Le cinéaste est arrêté en juillet 2022 pour avoir encouragé des manifestations déclenchées après l’effondrement d’un immeuble ayant fait plus de 40 morts en mai dans le sud-ouest de l’Iran. Après ce drame, un groupe de cinéastes iraniens mené par Mohammad Rasoulof avait publié une lettre ouverte appelant les forces de sécurité « à déposer les armes » face à l’indignation nationale contre « la corruption » et « l’incompétence » des responsables. Le mercredi 8 mai 2024 son avocat, Me Babak Paknia, annonce que le célèbre cinéaste est condamné à une peine de huit ans de prison dont cinq ans applicables par un tribunal iranien. Il est également condamné à des coups de fouet, une amende et la confiscation de ses bien.
Réalisé par Mohammad Rasoulof
Avec Mahsa Rostami (Rezvan), Setareh Maleki (Sana), Niousha Akhshi (Sadaf), Missagh Zareh (Iman) Soheila Golestani (Najmeh), Reza Akhlaghirad (Ghaderi), Shiva Ordooie (Fatemeh)
Film iranien
Genre : drame
Durée : 2h46
Année : 2024
Iman vient d’être promu juge d’instruction au tribunal révolutionnaire de Téhéran quand un immense mouvement de protestations populaires commence à secouer le pays. Dépassé par l’ampleur des événements, il se confronte à l’absurdité d’un système et à ses injustices mais décide de s’y conformer. A la maison, ses deux filles, Rezvan et Sana, étudiantes, soutiennent le mouvement avec virulence, tandis que sa femme, Najmeh, tente de ménager les deux camps. La paranoïa envahit Iman lorsque son arme de service disparaît mystérieusement...

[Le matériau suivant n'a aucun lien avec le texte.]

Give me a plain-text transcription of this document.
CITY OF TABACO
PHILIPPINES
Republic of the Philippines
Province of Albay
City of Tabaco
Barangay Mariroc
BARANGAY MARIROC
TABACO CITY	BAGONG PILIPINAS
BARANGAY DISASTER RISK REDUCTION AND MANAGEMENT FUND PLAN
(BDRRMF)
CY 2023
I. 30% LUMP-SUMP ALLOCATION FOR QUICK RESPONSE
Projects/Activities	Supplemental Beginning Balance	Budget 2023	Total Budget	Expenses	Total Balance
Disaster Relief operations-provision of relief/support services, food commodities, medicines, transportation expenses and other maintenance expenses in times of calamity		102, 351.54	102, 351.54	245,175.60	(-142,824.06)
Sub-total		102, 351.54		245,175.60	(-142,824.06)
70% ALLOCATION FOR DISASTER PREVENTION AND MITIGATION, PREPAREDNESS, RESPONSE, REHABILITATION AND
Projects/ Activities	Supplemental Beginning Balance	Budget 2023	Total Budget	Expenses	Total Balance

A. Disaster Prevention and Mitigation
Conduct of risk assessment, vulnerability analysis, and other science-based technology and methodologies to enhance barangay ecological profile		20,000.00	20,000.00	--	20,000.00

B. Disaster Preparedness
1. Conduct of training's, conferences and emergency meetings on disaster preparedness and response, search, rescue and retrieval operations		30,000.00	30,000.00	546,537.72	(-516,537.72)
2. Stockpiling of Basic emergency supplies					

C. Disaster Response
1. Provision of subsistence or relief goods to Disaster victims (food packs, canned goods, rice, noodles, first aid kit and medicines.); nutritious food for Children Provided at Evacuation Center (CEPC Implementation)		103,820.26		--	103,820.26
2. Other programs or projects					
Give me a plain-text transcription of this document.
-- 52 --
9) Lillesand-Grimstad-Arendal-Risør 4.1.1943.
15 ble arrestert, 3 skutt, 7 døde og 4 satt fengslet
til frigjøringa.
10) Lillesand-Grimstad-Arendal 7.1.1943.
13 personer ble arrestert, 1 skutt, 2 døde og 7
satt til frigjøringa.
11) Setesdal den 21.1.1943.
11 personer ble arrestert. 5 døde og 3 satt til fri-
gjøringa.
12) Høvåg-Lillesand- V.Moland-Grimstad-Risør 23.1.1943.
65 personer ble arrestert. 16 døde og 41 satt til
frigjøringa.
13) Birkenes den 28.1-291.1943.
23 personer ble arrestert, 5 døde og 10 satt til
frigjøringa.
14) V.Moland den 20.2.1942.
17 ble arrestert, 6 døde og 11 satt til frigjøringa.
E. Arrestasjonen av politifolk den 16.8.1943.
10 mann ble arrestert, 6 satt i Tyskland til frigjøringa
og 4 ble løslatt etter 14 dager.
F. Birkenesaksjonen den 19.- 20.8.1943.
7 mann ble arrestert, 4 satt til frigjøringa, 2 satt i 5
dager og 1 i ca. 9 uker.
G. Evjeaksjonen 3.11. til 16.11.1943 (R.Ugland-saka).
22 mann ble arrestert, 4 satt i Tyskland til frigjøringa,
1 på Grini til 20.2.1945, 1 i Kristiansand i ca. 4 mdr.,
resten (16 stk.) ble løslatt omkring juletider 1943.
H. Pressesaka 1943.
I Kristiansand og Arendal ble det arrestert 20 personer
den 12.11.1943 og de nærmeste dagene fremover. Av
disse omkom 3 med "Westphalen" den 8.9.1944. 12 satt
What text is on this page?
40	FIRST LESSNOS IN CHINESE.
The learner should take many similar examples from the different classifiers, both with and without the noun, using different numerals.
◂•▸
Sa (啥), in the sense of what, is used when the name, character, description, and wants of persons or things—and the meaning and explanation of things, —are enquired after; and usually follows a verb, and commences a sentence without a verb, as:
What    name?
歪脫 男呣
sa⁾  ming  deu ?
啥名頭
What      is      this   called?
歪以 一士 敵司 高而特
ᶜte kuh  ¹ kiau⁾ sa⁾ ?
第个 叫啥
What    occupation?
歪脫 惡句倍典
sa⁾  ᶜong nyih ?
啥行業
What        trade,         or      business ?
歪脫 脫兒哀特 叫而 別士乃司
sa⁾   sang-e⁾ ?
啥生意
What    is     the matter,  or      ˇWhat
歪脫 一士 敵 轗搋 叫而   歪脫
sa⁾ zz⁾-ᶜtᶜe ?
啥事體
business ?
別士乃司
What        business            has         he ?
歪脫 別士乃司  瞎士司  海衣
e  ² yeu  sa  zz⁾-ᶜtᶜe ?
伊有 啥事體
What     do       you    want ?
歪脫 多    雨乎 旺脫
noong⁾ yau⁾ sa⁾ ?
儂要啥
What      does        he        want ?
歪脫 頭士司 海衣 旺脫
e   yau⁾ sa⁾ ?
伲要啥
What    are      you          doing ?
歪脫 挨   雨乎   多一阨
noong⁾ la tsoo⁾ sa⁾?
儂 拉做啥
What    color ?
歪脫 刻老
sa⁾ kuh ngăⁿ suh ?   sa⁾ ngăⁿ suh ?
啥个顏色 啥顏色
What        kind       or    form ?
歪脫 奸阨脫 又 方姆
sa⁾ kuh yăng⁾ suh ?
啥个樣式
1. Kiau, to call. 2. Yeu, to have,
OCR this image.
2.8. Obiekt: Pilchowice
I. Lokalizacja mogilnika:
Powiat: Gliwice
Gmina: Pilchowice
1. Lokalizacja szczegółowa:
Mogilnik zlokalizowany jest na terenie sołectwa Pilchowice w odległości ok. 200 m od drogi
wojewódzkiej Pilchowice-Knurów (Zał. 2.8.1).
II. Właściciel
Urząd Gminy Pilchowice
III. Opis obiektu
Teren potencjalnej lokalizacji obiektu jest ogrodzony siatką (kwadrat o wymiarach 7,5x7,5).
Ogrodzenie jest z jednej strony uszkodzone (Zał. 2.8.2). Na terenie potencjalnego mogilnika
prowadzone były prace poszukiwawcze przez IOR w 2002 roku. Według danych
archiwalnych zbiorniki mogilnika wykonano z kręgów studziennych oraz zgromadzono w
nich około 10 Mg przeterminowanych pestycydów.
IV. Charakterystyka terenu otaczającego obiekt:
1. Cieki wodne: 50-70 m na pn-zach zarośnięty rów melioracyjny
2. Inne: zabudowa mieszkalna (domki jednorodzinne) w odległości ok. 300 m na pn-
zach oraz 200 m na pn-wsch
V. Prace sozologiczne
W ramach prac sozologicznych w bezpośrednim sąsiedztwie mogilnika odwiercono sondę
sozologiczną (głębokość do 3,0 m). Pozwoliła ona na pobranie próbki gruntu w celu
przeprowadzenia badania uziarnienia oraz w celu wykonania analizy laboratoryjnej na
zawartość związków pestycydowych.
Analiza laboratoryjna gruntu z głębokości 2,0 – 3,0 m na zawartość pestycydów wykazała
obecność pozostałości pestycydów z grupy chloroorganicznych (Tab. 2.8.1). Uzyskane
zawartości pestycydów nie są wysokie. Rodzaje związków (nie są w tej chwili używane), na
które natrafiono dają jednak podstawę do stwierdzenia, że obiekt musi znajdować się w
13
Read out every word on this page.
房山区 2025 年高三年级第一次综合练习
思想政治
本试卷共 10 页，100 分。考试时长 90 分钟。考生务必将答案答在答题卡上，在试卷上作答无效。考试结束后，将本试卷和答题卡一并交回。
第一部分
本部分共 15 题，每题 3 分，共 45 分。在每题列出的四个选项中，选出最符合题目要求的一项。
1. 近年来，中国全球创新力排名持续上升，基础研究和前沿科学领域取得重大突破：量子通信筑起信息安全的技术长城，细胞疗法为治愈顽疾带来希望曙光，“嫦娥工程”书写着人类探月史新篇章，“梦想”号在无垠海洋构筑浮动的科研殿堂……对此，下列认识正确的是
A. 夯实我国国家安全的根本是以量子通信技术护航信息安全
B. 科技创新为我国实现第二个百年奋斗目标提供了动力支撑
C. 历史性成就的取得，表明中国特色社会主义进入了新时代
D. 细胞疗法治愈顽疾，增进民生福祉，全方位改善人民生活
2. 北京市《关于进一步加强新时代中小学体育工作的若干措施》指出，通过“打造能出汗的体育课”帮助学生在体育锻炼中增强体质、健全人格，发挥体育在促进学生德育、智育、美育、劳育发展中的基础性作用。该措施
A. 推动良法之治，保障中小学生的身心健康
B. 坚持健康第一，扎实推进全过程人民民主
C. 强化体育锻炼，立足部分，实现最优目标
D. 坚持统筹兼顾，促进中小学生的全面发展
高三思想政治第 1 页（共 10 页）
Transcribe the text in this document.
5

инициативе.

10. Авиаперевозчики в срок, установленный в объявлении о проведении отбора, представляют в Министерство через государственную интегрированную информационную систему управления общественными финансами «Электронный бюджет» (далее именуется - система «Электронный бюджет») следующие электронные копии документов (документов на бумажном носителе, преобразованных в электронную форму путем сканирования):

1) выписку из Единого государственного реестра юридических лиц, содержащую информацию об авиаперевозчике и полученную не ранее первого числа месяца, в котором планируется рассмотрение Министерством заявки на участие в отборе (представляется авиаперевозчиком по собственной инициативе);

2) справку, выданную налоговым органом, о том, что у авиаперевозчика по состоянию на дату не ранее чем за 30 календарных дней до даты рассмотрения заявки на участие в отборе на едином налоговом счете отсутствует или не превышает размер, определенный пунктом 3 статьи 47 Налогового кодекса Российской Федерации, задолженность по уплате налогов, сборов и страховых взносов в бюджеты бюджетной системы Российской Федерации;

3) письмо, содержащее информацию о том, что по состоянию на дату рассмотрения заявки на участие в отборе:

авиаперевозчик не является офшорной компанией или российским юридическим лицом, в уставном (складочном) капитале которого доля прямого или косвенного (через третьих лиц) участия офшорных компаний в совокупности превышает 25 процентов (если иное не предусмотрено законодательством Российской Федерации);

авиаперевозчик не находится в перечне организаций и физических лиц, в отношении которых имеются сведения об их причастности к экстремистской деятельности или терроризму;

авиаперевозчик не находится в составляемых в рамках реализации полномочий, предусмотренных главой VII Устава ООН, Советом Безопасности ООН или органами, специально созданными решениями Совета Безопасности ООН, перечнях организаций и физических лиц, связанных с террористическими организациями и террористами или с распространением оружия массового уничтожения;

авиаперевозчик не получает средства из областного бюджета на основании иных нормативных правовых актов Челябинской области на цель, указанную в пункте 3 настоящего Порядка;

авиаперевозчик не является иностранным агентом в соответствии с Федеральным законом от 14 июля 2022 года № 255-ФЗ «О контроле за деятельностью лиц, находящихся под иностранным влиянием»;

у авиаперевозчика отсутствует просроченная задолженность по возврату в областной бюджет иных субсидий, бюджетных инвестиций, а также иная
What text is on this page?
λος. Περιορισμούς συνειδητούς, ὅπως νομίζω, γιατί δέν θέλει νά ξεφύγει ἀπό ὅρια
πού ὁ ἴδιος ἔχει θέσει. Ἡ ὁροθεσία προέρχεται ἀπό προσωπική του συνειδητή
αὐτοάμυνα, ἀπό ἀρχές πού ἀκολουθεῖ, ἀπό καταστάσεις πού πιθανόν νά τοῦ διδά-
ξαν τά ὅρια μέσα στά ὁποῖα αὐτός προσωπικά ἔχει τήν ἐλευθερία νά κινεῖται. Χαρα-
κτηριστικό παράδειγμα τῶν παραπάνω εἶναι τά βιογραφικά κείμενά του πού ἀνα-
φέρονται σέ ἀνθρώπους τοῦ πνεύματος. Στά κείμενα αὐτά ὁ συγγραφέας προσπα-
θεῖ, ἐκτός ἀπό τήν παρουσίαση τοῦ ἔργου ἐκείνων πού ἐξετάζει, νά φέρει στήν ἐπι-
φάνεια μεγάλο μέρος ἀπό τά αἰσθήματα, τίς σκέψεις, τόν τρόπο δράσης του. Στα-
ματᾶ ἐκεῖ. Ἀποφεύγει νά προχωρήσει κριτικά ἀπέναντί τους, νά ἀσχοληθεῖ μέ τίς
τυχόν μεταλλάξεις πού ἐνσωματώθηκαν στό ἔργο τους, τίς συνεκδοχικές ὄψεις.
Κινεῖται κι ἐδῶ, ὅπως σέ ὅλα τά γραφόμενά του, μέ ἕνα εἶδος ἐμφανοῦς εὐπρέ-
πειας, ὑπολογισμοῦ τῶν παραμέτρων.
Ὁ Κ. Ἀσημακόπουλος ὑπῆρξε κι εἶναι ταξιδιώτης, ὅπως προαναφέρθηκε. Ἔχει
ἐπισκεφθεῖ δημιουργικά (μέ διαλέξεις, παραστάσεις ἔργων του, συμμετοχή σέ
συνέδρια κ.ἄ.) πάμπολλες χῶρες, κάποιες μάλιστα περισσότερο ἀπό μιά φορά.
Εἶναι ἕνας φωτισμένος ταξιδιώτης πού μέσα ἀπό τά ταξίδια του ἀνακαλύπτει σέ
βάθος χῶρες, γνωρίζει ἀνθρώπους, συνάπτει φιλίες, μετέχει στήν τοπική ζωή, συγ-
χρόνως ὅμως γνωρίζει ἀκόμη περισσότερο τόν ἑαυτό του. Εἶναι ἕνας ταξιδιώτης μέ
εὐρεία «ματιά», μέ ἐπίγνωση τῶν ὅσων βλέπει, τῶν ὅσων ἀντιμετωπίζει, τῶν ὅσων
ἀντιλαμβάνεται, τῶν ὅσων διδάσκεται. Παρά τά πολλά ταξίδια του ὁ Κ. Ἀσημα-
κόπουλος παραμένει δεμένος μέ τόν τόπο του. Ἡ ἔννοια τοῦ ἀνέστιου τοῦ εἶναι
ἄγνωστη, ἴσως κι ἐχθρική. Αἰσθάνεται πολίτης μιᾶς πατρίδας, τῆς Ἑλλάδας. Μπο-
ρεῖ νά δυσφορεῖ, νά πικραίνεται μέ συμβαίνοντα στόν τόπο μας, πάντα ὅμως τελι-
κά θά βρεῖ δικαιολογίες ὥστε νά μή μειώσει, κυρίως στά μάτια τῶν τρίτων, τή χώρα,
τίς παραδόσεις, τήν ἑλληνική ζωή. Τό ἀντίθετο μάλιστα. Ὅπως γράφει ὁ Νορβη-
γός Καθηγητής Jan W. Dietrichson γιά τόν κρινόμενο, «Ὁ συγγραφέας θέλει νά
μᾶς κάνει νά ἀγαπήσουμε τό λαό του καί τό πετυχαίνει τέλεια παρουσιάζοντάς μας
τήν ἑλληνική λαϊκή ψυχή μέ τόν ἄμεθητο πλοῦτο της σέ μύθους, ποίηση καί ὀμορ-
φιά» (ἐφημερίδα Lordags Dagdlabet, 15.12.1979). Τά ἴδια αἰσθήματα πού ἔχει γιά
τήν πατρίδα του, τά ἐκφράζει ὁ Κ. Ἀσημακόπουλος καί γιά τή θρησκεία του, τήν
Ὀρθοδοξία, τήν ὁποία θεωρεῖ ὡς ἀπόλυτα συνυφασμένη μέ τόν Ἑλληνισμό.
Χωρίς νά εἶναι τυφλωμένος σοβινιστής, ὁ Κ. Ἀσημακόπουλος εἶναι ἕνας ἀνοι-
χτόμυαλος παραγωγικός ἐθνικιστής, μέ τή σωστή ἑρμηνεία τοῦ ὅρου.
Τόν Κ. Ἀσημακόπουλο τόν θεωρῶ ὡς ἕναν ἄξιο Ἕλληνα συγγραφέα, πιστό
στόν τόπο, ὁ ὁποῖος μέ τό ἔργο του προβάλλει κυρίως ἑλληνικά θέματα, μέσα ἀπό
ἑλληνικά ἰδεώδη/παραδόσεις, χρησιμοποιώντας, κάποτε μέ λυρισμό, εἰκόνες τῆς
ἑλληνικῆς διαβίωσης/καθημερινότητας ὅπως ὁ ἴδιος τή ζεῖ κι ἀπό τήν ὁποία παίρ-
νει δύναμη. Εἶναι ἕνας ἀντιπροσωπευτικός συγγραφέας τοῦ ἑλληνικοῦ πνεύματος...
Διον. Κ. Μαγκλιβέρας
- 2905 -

Les graines du figuier sauvage sélectionné en compétition officielle à Cannes, le cinéaste quitte clandestinement (son passeport étant confisqué depuis 2017) l’Iran pour l’Allemagne qui lui a offert l’asile, après un voyage long et compliqué. Ses collaborateurs ont été convoqués par les services de renseignement en Iran et soumis à des pressions psychologiques dans le but de convaincre Rasoulof de retirer son film du Festival de Cannes. Il y remporte le prix spécial du jury. En plus de dénoncer la violence du régime iranien et de délivrer un puissant message de révolte, Les Graines du figuier sauvage témoigne aussi du talent incontestable du cinéaste. La mise en scène parfaitement maîtrisée et le scénario passionnant sont au service d’une tension qui grandit tout au long du récit, jusqu’à s’embraser dans un final inoubliable. À l’image des ruines labyrinthiques qui constituent le décor de la dernière partie du récit, Les Graines du figuier sauvage conte, dans un récit dense, le parcours sinueux d’une famille au milieu du chaos. En naviguant entre le drame et le thriller, en mêlant les convictions intimes et les luttes collectives, Mohammad Rasoulof signe un film aussi brillant qu’important.